“I have known Wilford Cameron for years; he is my best friend, and I respect him as a brother. In some things he may be peculiar, but he will make your sister a kind husband. He loves her devotedly, I know, choosing her from the throng of ladies who would gladly have taken her place. I hope you will like him for my sake as well as Katy’s.”
His warm hand unclasped from Helen’s, and with another good-bye he was gone, without seeing either Mrs. Lennox, Aunt Hannah or Aunt Betsy. This was not the time for extending his acquaintance, he knew, and he went away with Morris, feeling that the farm-house, so far as he could judge, was not exactly what Wilford had pictured it. “But then he came for a wife, and I did not,” he thought, while Helen’s face came before him as it looked up to Morris, and he wondered, were he obliged to choose between the sisters, which he should prefer. During the few days passed in Boston he had become more than half in love with Katy himself, almost envying his friend the pretty little creature he had won. She was very beautiful and very fascinating in her simplicity, but there was something in Helen’s face more attractive than mere beauty, and Mark said to Morris as they walked along,
“Miss Lennox is not much like her sister.”
“Not much, no; but Helen is a splendid girl—more strength of character, perhaps, than Katy, who is younger than her years even. She has always been petted from babyhood; it will take time or some great sorrow to show what she really is.”

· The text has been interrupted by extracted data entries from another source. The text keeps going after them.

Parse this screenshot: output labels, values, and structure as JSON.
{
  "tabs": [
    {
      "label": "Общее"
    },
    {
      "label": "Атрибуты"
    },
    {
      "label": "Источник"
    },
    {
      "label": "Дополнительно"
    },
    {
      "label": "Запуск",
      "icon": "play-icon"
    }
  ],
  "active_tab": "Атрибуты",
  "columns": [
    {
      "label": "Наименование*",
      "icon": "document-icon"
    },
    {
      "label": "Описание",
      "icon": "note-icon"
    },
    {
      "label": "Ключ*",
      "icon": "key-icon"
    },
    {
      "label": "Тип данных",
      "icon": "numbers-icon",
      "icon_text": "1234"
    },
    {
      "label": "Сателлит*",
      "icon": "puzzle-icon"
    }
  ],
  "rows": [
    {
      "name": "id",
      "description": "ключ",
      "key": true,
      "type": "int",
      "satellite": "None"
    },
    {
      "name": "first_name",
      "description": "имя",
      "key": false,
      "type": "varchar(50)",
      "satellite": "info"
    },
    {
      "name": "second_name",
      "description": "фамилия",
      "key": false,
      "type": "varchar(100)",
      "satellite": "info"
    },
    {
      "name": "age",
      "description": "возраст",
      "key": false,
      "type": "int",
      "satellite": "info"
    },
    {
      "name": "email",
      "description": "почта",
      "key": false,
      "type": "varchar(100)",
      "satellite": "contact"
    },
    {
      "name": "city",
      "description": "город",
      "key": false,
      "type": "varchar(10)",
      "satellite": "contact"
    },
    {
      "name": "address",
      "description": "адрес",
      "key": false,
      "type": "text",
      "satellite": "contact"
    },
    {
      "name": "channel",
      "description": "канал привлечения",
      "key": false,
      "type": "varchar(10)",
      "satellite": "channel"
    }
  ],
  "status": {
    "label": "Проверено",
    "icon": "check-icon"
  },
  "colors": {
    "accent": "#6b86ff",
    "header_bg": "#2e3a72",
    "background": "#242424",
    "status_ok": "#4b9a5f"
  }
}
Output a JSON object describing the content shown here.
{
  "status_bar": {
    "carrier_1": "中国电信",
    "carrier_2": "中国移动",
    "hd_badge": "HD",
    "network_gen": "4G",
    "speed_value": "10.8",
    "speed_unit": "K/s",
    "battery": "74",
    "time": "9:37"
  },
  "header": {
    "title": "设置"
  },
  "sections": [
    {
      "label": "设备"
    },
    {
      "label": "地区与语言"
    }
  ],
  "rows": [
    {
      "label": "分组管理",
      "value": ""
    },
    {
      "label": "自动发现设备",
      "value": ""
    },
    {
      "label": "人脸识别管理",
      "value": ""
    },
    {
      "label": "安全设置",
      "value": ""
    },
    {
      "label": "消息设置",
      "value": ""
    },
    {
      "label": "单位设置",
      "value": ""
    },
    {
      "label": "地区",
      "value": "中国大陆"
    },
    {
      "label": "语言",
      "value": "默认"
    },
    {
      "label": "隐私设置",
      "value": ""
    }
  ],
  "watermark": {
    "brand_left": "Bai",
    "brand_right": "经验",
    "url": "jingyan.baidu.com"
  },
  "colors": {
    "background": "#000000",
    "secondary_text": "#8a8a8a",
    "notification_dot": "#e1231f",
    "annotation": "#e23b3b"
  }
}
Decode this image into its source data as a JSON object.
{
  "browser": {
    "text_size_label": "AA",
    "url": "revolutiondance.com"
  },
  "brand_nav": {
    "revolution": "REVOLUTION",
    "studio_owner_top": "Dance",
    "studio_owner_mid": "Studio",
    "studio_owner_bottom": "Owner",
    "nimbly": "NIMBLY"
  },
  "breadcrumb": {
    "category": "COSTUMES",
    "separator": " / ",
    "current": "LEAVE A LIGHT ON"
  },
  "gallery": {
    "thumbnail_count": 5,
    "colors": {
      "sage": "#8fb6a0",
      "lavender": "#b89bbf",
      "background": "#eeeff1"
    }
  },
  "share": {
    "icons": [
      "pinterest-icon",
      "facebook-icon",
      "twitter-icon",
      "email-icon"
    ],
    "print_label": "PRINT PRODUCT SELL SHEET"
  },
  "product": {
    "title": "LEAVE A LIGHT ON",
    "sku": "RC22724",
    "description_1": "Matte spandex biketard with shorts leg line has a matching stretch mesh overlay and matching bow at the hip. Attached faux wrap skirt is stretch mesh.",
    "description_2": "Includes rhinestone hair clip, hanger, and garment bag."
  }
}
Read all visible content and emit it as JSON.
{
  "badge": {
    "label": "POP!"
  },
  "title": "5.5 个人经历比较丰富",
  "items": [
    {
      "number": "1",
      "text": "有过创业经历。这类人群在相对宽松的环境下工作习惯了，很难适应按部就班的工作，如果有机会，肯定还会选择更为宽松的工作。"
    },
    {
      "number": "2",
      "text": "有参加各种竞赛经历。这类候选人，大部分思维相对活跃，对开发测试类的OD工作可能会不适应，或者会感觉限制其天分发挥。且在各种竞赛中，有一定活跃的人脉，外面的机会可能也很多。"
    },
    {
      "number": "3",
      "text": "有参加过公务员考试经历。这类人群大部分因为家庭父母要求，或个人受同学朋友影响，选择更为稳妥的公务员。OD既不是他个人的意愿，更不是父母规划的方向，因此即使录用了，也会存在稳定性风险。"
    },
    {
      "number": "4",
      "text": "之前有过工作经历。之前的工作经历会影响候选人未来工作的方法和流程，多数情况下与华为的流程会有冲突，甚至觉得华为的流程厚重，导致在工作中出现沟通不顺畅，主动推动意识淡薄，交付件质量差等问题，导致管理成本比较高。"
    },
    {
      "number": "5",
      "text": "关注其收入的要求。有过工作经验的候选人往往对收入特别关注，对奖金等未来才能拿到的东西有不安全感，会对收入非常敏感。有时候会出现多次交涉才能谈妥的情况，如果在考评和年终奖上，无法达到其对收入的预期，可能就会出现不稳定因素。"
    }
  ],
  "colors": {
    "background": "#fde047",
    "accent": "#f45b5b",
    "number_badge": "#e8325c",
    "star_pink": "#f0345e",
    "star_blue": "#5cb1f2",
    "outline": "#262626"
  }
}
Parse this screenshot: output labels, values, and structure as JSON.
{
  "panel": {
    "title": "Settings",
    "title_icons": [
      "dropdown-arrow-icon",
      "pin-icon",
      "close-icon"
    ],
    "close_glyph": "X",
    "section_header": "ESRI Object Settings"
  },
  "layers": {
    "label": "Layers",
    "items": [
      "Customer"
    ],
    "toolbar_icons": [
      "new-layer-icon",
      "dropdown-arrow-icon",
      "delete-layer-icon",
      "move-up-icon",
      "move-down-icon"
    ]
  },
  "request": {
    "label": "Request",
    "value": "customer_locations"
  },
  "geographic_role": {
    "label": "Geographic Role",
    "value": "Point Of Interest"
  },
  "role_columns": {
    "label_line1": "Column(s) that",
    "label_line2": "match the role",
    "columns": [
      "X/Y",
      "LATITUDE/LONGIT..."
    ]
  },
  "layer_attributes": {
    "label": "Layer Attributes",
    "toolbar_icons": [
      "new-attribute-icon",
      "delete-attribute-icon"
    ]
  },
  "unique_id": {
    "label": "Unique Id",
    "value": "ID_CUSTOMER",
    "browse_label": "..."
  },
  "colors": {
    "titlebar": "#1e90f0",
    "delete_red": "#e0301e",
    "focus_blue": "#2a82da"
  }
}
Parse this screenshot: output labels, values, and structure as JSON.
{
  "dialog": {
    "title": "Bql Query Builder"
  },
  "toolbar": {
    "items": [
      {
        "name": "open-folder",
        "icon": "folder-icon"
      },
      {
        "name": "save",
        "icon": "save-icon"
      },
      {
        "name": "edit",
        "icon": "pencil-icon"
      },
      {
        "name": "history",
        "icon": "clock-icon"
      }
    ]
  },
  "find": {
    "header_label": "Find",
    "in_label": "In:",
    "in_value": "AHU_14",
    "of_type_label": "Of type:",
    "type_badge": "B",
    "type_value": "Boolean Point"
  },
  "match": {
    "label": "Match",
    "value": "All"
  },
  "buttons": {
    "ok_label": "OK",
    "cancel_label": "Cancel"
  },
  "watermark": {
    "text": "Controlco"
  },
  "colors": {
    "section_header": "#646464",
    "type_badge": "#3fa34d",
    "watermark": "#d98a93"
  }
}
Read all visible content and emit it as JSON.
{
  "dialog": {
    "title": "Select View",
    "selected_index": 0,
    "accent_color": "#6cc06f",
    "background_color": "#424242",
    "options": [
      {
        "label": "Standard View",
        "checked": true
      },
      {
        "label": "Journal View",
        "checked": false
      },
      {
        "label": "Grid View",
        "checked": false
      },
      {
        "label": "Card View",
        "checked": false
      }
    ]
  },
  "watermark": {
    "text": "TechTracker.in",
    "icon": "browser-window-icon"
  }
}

This was Morris’s reply, and the two then proceeded on in silence until they reached the boundary line between Morris’s farm and Uncle Ephraim’s, where they found the deacon mending a bit of broken fence, his coat lying on a pile of stones, and his wide, blue cotton trowsers hanging loosely around him. When told who Mark was, and that he brought news of Katy, he greeted him cordially, and sitting down upon his fence listened to all Mark had to say. Between the old and young man there seemed at once a mutual liking, the former saying to himself as Mark went on, and he resumed his work,
“I most wish it was this chap with Katy on the sea. I like his looks the best,” while Mark’s thoughts were,
“Will need not be ashamed of that man, though I don’t suppose I should really want him coming suddenly in among a drawing-room full of guests.”
Morris did not feel much like entertaining Mark, but Mark was fully competent to entertain himself, and thought the hour spent at Linwood a very pleasant one, half wishing for some excuse to tarry longer; but there was none, and so at the appointed time he bade Morris good-bye and went on his way to New York.
CHAPTER XII.
FIRST MONTHS OF MARRIED LIFE.
If Katy’s letters, written, one on board the steamer and another from London, were to be trusted, she was as nearly perfectly happy as a young bride well can be, and the people at the farm-house felt themselves more and more kindly disposed towards Wilford Cameron with each letter received. They were going soon into the northern part of England, and from thence into Scotland, Katy wrote from London, and two weeks after found them comfortably settled at the inn at Alnwick, near to Alnwick Castle. Wilford had seemed very anxious to get there, leaving London before Katy was quite ready, and hurrying across the country until Alnwick was reached. He had been there before, years ago, he said, but no one seemed to recognize him, though all paid due respect to the distinguished looking American and his beautiful young wife. An entrance into Alnwick Castle was easily obtained, and Katy felt that all her girlish dreams of grandeur and magnificence were more than realized here in this home of the Percys, where ancient and modern styles of architecture and furnishing were so blended together. She would never tire of that place, she thought, but Wilford’s taste led him elsewhere, and he took more delight in wandering around St. Mary’s church, which stood upon a hill commanding a view of the castle and of the surrounding country for miles away. Here Katy also came, rambling with him through the village grave-yard where slept the dust of centuries, the grey, mossy tomb-stones bearing date backward for more than a hundred years, their quaint inscriptions both puzzling and amusing Katy, who studied them by the hour.